Вот и посидел в кафе. Милиционер выписал квитанцию и, подавая ее, сказал:

— В следующий раз постарайтесь соблюдать правила уличного движения.

— Штрафуют на каждом шагу, — раздраженно проворчал Сергей и побрел домой. С полтинником в кармане много не нагуляешь.

Поужинав, Сергей взглянул на часы, прошел в свою комнату и включил приемник. Долго настраивался на волну Би-Би-Си.

Часто о каких-нибудь готовящихся событиях они сообщают раньше наших радиостанций. Так создается впечатление оперативности и достоверности. Часто критикуют действия своих правительств, а потом начинают обсуждать порядки в нашей стране. Так создается впечатление объективности. Ну, а когда впечатление создано, можно сыпать в эфир что угодно.

Для того чтобы угробить статью, книгу или диссертацию, есть давно известный прием. Надо найти в ней явные ошибки, пускай самые мелкие, но бесспорные. Показать их ярко, убедительно, сосредоточить все внимание слушателей на них, потом мимоходом отметить положительные стороны и дать общее заключение — отрицательное. И люди поверят. А еще проще: надергать цитат. Фразу или абзац, вырванный из текста, можно истолковывать как угодно.

В прошлом году Майкл Кувшинников позвал Сергея на вечеринку к знакомому парню, окончившему институт. Он только что вернулся из Франции, был в Париже в командировке. Везет же людям!

Борис Самаров, так звали парня, оказался страстным поклонником джазовой музыки, привез много пластинок с новейшими песенками. Они непрерывно звучали в его комнате, парни и девушки танцевали, рассматривали пестрые журналы и рекламные проспекты автомобильных фирм. Борис был инженером по электрооборудованию автомобилей.

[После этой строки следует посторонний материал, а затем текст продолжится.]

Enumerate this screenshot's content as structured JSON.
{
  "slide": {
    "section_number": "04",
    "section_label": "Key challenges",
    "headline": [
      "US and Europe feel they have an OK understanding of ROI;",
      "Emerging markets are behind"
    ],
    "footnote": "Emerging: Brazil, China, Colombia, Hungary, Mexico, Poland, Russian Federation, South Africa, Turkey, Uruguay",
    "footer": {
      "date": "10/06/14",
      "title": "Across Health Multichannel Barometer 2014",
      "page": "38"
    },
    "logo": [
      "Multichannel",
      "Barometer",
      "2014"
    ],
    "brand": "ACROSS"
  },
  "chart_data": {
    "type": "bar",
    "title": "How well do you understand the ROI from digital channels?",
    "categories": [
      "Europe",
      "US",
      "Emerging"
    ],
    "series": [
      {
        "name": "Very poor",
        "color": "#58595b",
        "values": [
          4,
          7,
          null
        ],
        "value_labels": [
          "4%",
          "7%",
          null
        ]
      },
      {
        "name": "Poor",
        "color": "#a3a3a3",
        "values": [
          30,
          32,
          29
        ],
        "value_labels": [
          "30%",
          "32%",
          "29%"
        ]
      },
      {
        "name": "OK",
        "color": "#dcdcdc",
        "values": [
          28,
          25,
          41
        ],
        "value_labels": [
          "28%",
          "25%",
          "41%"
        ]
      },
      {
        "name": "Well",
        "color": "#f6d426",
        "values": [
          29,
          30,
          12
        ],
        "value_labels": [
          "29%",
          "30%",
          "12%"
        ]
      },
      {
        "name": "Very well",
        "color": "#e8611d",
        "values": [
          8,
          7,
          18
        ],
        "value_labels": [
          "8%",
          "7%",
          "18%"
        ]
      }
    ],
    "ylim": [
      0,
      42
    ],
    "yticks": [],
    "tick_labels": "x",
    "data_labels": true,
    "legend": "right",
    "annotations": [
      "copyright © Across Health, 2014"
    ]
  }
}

Сергею он не понравился. Высокий, плечистый, неуклюжий, он ходил по комнате в модном костюме с ярким галстуком и вместо серьезных вещей рассказывал смешные истории. Он, например, заявил, что прическа у битлзов старомодна. В России это называлось «стричь под горшок». А публика бесится, подражает. Он прозвал Сергея Янки после первого же разговора, когда Сергей стал доказывать ему, как хороша жизнь в США. Но у Бориса было много интересных вещей, книг, журналов, и Сергей решил знакомства с ним не порывать.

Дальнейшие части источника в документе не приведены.